According to Martin, it is a federal crime to send diseases or viruses across state lines, whether through the U.S. Postal Service or private services like FedEx or UPS. The same laws that prohibit, say, the mailing the of anthrax also apply to infectious diseases: Offenders, if convicted, could face up to 20 years in prison.
The hubbub comes in the wake of the growing popularity of so-called chickenpox parties, organized by parents in order to expose their children to chickenpox and thereby strengthen their immune systems. As WSMV-TV in Nashville reported Thursday, parents without entree to such events are increasingly turning to internet dealers purporting to sell lollipops, among other items, infected with the chickenpox virus.

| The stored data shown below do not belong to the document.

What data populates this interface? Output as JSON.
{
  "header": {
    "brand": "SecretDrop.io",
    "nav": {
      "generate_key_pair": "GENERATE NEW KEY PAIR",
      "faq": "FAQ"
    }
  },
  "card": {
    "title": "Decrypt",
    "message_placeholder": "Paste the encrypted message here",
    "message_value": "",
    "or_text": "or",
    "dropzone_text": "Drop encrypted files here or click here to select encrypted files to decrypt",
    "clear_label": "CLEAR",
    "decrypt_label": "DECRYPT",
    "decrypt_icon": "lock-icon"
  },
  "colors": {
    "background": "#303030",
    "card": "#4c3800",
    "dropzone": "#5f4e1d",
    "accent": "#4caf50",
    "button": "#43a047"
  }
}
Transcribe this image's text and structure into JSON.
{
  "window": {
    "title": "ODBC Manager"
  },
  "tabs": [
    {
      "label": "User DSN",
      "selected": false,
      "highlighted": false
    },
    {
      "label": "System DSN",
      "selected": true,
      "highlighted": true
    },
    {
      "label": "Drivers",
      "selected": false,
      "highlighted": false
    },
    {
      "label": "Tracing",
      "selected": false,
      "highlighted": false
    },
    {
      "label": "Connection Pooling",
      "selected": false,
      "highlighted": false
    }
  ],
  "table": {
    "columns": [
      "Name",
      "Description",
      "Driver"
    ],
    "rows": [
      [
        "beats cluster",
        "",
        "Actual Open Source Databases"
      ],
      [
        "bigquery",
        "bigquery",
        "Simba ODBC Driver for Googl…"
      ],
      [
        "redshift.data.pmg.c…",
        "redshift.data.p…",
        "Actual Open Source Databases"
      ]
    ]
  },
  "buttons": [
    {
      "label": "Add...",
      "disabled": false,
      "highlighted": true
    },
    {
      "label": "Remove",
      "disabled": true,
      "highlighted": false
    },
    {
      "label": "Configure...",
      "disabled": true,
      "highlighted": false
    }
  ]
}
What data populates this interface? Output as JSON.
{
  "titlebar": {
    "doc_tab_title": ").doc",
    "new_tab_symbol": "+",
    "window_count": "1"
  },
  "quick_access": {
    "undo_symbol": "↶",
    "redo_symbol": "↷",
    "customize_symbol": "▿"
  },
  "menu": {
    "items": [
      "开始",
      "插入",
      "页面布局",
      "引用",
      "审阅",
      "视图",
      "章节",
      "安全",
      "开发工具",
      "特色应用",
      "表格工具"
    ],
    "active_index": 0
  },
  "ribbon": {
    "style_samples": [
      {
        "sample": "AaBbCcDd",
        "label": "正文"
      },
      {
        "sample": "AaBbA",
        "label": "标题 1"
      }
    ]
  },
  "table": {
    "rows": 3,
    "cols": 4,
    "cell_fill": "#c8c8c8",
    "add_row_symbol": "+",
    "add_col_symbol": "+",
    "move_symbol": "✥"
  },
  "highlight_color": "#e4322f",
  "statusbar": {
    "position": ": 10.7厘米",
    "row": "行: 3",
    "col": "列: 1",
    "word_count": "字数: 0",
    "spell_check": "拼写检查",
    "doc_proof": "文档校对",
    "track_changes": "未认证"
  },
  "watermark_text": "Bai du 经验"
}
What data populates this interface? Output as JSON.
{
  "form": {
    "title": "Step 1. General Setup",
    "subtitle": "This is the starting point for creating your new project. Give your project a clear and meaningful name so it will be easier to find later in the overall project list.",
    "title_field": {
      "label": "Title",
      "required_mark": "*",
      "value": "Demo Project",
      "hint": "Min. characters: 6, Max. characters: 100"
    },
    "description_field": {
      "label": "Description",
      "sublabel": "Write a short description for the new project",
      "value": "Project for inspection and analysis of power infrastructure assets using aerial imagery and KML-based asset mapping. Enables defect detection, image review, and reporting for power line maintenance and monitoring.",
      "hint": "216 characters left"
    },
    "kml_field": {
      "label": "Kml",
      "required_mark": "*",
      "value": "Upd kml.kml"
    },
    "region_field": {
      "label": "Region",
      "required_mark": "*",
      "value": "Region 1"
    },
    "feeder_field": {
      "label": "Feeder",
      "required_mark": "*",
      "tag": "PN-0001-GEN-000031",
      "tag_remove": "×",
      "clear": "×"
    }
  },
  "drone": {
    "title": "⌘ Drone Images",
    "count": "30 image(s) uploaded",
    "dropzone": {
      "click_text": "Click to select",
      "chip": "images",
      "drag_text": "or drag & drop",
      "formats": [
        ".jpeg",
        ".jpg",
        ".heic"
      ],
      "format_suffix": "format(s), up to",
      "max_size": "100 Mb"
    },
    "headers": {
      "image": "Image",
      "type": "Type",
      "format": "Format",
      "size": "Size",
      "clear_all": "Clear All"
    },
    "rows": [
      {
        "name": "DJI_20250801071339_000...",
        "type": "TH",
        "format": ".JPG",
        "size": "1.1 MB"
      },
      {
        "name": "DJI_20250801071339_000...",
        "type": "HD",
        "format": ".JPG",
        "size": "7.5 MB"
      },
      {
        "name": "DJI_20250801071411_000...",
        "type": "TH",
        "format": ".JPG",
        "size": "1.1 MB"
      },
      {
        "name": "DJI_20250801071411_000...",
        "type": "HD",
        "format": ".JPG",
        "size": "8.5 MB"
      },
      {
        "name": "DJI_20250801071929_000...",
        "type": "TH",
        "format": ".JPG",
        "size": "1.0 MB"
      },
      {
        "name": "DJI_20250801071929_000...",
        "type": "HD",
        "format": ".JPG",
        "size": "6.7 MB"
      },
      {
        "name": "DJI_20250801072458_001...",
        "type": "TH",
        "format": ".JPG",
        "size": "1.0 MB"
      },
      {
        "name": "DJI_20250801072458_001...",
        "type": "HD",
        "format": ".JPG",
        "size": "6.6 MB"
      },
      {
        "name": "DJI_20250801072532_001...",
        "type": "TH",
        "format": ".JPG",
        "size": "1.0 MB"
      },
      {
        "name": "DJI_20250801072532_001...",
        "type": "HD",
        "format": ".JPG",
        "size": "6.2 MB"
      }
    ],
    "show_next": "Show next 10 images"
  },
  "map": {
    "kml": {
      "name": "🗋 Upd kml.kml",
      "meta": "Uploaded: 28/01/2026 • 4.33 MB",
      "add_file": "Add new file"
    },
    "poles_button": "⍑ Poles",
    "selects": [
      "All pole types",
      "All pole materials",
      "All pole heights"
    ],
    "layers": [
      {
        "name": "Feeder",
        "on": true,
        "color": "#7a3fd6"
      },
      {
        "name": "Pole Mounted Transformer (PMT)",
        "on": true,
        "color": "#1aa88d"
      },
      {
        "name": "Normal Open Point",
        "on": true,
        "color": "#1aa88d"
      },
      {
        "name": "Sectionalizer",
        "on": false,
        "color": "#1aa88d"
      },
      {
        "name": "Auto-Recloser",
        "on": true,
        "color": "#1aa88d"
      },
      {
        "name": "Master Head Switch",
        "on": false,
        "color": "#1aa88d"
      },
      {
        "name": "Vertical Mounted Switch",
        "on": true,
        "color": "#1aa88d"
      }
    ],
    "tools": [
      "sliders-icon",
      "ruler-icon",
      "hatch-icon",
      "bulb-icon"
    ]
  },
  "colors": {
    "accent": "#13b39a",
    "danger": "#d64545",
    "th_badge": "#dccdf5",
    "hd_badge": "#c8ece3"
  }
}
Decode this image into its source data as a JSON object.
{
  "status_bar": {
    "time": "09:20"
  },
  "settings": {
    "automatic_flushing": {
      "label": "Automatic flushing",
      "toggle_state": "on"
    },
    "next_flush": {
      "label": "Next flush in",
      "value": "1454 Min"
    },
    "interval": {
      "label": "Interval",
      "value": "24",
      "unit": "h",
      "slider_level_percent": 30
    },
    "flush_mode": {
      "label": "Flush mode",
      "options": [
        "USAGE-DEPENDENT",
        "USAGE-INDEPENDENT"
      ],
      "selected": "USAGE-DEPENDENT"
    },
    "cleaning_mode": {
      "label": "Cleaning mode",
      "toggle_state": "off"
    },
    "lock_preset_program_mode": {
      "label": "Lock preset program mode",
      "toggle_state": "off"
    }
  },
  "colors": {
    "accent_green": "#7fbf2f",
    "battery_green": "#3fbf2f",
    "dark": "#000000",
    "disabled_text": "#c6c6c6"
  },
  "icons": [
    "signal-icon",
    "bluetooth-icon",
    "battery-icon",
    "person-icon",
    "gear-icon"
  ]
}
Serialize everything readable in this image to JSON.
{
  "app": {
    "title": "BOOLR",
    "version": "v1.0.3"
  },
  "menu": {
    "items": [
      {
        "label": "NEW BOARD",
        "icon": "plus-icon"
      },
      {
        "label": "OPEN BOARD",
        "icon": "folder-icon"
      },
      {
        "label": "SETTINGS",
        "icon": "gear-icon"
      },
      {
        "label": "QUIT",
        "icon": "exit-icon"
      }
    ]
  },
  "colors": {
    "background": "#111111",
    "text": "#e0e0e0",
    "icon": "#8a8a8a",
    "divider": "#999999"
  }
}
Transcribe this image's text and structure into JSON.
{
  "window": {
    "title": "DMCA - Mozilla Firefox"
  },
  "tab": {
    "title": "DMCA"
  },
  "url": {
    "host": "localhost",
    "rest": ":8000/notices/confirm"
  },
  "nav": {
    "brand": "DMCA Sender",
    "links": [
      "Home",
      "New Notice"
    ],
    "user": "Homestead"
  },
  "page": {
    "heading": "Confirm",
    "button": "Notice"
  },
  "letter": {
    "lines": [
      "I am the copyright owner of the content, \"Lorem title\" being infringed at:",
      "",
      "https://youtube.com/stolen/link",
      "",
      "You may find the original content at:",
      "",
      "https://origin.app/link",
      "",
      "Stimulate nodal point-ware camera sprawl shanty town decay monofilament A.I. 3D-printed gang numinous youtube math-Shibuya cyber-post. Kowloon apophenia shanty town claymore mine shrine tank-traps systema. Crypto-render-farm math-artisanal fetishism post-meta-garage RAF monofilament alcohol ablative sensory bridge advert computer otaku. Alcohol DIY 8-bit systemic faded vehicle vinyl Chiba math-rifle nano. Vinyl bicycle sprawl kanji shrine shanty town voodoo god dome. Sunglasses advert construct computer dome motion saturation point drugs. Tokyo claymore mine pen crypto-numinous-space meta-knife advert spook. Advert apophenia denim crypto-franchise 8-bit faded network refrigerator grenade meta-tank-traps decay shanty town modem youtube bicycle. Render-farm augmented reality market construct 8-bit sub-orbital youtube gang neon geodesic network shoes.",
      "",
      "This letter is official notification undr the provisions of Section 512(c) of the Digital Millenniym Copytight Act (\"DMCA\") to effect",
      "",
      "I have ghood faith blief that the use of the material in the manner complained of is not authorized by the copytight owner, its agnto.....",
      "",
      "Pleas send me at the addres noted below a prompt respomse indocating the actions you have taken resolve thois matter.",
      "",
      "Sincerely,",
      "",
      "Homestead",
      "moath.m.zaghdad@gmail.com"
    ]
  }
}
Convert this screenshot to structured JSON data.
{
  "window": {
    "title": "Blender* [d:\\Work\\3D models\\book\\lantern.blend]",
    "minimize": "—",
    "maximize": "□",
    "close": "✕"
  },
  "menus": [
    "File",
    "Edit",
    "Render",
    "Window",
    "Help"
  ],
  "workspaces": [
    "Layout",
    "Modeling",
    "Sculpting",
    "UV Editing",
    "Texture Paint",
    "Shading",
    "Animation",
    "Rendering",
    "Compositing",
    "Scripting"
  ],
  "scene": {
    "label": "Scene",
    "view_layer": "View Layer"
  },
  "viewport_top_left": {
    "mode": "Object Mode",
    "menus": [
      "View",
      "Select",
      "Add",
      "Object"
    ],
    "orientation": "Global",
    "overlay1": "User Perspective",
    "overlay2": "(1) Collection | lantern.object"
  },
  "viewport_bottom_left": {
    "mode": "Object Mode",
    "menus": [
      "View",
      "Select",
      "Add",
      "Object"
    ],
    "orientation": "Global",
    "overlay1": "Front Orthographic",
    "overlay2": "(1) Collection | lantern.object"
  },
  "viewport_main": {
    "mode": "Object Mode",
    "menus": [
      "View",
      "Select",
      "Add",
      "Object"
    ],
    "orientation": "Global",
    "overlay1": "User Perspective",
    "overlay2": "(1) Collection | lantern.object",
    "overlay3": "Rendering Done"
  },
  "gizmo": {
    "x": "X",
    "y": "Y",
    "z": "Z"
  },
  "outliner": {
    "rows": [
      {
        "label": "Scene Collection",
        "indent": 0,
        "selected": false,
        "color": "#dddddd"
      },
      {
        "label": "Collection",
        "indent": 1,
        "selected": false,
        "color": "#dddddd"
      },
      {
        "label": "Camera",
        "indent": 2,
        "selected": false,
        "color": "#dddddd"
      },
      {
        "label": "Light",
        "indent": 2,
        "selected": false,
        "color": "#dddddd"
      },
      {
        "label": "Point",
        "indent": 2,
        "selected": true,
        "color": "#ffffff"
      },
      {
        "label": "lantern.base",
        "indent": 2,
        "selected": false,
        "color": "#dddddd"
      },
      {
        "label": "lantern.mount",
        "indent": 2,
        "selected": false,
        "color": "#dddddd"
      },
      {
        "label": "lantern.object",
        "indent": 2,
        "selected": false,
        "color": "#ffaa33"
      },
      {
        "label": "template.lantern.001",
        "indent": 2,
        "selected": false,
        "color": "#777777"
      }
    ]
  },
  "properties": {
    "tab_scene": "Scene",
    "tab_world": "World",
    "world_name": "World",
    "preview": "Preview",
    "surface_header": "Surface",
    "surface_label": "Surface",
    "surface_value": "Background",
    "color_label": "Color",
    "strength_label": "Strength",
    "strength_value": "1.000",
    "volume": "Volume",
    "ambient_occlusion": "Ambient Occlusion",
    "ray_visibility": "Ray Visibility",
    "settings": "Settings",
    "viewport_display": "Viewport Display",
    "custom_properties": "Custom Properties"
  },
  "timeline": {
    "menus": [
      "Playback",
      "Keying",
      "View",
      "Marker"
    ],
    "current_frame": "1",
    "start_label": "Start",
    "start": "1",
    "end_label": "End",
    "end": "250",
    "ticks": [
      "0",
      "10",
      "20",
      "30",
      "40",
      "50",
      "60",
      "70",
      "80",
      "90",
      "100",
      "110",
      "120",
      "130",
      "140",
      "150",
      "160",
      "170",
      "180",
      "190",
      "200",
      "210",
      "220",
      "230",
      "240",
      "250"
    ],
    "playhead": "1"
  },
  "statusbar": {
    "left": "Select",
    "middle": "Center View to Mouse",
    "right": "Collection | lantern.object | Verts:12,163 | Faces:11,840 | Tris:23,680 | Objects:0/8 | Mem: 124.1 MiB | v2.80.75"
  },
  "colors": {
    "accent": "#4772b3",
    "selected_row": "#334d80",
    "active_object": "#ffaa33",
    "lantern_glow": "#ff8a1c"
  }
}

One such dealer is Wendy Werkit of Nashville, who on Facebook offered, WSMV-TV says, a “fresh batch of pox in Nashville shipping of suckers, spit and Q-tips available tomorrow 50 dollars via PayPal.” Werkit says the money was used to cover the shipping costs of the lollipops that had been licked by her children. “They can’t get (chickenpox) the normal way anymore of just naturally catching and just naturally getting the immunity for life,” Werkit said. Martin finds the prospect repulsive: “Can you imagine getting a package in the mail from this complete stranger that you know from Facebook because you joined a group, and say here, drink this purported spit from some other kid?” Legal and safety issues aside, some pediatricians wonder whether mailed lollipops make for effective incubators. “If there’s a very high load on the virus and shipped very quickly, it’s theoretically possible,” Isaac Thomsen, a specialist in pediatric infectious diseases at Vanderbilt Children’s Hospital, told the AP. “But it’s probably not an effective way to transmit it. It typically has to be inhaled.”